After much controversy, Polish President Lech Kaczynski has finally signed the European Union’s Lisbon reform treaty into law.
“Today is a very important day in the history of Poland and the European Union,” Kaczynski said on Saturday after inking the text at a ceremony attended by top EU officials, including the president of the European Commission, Jose Manuel Barroso.
The treaty, which has to be ratified by all 27 EU member-states before it can come into effect, now lacks approval by just one country, the Czech Republic.
The Euro-skeptic Czech President, Vaclav Klaus, has said he will not sign the treaty unless his country is granted an opt-out from the EU’s Charter of Fundamental Rights.

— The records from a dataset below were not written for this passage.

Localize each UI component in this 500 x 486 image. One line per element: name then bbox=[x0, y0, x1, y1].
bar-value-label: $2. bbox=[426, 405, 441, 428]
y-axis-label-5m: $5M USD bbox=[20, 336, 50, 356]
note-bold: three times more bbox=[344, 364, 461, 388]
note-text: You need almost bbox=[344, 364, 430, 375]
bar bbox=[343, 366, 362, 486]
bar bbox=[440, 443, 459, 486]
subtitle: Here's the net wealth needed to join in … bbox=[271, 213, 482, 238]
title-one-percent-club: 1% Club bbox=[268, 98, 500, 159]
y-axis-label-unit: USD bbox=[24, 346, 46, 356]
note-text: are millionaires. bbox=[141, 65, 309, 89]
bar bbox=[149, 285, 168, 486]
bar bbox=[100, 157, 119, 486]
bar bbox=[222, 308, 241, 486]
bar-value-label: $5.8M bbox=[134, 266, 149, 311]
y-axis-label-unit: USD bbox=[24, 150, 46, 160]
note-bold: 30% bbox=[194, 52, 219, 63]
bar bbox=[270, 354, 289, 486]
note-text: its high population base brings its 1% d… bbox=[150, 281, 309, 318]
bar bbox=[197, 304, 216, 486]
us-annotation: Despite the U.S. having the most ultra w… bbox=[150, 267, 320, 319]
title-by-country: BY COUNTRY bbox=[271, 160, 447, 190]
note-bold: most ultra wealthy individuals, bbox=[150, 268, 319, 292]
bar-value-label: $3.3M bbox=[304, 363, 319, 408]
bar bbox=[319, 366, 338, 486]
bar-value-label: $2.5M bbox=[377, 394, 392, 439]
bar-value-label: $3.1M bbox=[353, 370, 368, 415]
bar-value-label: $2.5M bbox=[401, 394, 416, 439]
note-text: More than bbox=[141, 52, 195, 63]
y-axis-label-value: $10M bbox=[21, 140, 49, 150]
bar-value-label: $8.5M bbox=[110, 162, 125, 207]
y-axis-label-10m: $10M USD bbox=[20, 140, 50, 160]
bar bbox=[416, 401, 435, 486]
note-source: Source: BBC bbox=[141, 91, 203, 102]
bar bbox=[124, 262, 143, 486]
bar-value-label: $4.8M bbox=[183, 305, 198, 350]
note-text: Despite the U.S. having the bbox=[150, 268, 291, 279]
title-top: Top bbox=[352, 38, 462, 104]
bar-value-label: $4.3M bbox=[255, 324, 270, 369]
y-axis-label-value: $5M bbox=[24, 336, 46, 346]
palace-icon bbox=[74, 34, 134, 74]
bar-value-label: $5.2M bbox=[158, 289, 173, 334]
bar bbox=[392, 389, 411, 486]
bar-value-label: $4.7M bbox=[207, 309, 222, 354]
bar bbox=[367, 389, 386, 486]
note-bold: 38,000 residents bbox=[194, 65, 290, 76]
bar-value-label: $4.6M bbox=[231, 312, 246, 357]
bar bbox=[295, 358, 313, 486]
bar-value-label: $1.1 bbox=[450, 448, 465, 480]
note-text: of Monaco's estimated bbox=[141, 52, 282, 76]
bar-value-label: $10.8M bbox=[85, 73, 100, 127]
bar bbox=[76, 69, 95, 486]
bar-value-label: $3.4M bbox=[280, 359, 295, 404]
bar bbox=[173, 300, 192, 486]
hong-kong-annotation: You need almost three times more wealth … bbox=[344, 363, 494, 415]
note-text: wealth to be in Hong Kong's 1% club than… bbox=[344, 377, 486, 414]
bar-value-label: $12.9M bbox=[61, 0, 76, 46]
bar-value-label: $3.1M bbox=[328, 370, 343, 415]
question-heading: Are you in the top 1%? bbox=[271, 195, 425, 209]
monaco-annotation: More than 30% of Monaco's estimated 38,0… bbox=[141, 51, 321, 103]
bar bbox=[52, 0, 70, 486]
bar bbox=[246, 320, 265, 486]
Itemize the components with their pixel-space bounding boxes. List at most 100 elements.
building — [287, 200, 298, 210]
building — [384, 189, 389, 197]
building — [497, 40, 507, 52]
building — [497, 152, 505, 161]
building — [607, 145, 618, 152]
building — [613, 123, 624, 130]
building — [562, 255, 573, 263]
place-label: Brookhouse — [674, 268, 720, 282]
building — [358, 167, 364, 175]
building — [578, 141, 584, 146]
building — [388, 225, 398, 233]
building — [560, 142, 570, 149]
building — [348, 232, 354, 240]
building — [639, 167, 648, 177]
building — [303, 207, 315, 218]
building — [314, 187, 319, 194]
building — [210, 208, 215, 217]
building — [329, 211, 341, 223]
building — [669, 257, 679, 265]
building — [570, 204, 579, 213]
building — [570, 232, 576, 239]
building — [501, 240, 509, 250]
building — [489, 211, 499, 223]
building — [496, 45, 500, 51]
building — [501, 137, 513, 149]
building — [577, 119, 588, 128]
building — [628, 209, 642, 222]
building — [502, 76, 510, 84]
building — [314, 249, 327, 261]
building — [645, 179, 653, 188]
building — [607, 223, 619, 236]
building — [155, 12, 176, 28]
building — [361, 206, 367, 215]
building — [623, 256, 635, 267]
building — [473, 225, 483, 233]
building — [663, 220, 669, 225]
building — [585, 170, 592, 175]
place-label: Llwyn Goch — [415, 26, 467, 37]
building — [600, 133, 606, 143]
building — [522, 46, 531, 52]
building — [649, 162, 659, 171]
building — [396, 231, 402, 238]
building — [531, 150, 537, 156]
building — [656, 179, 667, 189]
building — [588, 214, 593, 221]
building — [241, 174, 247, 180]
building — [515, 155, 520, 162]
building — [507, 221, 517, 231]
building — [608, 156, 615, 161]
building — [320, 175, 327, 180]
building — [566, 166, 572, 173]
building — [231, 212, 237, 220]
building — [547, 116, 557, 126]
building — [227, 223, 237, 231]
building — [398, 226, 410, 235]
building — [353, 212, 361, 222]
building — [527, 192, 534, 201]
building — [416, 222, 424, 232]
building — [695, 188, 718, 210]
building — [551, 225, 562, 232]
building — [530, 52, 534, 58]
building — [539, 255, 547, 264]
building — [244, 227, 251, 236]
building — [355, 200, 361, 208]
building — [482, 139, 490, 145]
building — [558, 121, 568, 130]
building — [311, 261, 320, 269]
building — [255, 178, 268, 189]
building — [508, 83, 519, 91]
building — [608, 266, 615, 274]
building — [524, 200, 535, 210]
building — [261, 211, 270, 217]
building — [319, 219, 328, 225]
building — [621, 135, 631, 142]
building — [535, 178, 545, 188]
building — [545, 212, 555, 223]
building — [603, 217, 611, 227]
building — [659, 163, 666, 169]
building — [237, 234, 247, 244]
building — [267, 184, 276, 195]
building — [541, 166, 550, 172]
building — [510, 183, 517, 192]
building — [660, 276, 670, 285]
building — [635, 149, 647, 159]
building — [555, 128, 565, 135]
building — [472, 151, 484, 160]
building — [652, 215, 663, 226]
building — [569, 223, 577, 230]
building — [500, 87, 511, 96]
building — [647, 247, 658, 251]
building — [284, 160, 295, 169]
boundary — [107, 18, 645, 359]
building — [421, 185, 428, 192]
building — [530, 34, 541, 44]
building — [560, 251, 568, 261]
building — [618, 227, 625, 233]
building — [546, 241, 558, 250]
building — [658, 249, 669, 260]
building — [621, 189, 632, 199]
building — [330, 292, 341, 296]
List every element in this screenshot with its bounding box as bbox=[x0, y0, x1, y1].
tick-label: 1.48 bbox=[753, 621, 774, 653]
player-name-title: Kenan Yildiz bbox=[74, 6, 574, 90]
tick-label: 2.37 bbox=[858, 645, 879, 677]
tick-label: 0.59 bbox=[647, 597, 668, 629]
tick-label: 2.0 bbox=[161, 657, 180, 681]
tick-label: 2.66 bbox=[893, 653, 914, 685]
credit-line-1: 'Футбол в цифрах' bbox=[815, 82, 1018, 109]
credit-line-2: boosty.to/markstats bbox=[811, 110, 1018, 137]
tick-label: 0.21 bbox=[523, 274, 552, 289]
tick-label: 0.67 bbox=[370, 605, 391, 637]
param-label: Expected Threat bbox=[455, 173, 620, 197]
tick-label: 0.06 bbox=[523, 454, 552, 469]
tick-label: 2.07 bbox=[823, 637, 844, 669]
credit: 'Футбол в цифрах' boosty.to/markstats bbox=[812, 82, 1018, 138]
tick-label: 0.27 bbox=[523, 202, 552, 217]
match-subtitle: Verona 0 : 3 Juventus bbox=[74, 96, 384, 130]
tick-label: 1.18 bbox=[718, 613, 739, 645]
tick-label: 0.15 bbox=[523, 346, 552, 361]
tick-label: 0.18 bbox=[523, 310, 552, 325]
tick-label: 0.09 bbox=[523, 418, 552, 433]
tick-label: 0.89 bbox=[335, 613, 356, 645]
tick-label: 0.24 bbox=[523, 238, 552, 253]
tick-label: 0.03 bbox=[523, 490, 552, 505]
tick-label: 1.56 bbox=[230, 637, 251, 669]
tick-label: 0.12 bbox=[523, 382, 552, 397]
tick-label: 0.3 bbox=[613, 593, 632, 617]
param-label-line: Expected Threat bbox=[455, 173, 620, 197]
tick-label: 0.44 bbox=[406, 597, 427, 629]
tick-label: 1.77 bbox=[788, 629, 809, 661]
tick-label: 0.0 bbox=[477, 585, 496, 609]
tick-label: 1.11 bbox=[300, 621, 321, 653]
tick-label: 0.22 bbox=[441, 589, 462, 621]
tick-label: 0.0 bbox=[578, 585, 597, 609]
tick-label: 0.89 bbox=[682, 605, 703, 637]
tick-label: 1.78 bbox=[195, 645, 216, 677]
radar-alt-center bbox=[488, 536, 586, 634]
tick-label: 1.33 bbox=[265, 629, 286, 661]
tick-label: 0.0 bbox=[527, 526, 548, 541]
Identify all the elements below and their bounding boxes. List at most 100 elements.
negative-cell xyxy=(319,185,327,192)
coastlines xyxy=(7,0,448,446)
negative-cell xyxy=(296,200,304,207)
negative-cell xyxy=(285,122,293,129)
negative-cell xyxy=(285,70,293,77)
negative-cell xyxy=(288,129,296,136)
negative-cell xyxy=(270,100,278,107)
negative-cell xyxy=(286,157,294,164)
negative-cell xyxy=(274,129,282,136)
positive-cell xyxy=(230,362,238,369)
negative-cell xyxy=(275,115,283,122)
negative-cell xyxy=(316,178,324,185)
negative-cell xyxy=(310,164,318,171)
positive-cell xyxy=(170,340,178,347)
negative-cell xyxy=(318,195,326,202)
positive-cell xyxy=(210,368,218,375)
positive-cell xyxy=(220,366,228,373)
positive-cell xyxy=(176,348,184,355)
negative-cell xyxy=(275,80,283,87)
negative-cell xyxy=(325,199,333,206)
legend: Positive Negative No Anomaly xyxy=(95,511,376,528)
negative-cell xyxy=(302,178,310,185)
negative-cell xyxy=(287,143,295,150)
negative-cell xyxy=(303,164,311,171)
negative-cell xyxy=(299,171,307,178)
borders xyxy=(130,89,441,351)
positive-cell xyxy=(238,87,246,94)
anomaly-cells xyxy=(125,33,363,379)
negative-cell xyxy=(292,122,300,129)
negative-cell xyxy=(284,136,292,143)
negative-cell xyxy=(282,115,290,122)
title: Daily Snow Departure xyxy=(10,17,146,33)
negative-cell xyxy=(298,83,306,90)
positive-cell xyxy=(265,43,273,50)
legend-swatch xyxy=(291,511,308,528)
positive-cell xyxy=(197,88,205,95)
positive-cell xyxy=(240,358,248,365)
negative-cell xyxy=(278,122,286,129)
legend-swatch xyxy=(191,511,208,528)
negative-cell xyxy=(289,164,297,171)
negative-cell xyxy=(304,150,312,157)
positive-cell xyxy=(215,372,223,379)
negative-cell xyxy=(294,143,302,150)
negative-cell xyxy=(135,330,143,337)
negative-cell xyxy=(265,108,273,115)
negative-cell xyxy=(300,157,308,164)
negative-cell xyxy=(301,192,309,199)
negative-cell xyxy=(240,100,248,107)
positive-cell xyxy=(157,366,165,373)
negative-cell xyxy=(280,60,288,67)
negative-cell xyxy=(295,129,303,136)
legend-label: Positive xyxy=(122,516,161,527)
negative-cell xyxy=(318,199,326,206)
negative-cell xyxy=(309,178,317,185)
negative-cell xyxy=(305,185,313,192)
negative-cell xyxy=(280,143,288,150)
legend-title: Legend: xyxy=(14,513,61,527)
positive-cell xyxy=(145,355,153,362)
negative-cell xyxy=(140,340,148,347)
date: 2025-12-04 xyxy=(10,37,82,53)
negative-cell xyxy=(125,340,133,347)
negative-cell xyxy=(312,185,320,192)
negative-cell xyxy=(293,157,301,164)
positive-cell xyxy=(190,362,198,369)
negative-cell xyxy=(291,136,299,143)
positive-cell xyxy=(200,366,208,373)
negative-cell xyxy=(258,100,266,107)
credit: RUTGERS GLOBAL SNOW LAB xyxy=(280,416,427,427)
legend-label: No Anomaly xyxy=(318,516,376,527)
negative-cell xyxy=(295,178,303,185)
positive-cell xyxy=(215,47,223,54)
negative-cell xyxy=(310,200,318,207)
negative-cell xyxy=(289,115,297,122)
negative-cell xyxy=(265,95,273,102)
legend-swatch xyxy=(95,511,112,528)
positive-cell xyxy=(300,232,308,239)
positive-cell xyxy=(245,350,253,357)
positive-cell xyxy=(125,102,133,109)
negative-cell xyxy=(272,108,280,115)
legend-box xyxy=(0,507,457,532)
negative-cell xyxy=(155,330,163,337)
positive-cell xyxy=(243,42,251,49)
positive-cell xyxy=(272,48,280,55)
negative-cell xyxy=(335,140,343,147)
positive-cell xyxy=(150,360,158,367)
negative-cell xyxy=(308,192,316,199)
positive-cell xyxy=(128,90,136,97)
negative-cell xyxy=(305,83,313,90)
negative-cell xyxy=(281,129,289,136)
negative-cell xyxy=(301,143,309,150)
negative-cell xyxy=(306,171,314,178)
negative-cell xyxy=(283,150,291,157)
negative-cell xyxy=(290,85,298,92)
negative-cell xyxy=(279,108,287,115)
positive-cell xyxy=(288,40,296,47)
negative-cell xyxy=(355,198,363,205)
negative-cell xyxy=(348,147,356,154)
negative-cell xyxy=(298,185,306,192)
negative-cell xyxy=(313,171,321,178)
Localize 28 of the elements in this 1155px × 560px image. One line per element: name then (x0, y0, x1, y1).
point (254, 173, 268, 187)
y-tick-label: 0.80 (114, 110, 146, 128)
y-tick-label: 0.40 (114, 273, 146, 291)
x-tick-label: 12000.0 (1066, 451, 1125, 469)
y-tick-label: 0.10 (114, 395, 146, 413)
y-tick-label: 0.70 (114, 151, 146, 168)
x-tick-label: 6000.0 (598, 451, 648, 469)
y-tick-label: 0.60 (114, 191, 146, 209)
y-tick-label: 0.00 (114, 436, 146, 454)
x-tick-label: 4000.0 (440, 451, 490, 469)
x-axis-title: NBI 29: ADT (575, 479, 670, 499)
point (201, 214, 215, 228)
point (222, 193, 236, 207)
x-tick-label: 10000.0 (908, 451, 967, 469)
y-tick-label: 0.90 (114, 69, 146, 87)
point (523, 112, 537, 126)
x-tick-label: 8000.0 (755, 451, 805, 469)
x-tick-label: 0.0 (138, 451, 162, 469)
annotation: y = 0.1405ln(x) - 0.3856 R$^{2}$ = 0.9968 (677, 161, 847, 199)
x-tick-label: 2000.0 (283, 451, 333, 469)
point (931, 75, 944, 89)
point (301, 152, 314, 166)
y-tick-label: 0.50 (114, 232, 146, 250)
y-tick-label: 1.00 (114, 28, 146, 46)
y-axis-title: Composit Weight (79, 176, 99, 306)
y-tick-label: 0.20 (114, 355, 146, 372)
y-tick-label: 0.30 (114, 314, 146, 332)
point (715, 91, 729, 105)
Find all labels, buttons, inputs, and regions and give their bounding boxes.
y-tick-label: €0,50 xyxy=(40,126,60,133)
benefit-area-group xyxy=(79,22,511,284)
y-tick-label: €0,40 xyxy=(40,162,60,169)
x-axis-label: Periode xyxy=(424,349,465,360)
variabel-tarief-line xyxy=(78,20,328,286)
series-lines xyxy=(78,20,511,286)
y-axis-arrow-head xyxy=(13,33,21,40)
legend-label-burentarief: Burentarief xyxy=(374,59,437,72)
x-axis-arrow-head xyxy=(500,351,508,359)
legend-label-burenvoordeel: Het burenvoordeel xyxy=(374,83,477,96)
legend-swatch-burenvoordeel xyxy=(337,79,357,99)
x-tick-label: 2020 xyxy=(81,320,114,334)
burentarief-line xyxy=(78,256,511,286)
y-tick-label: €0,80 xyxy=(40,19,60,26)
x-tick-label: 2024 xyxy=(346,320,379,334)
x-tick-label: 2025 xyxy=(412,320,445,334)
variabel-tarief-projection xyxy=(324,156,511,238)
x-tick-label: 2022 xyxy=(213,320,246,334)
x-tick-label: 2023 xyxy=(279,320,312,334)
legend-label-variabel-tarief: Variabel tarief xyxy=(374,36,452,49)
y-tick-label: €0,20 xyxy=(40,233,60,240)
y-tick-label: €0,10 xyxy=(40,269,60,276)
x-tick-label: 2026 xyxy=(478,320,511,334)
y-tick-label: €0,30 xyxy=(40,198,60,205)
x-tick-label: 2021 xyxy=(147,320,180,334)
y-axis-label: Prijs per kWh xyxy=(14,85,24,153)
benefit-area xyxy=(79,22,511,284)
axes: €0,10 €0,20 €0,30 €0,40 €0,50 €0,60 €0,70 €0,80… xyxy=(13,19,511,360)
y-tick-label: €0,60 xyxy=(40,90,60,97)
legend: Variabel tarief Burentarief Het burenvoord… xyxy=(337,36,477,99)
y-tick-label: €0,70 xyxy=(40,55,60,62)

On Friday, Ireland, the only other EU state, besides the Czech Republic, that had not ratified the treaty, cast its vote in favor of the reforms.
“The fact that the Irish people changed their minds meant the revival of the treaty, and there are no longer any obstacles to its ratification,” Kaczynski said at the ceremony.
He also stressed that the EU remains a union of sovereign nations and added that it should open up its doors to new members, including former Soviet states such as Georgia.
The Lisbon Treaty, the successor to the European Union Constitution, was drawn up in December 2007 to re-structure the bloc’s decision-making process following its enlargement.
The controversial treaty would create a new EU president and secretary of state, as the world’s largest political and economic alliance, encompassing almost 500 million people.
EU leaders have agreed to implement the reforms to help the bloc play a more critical role on the global stage.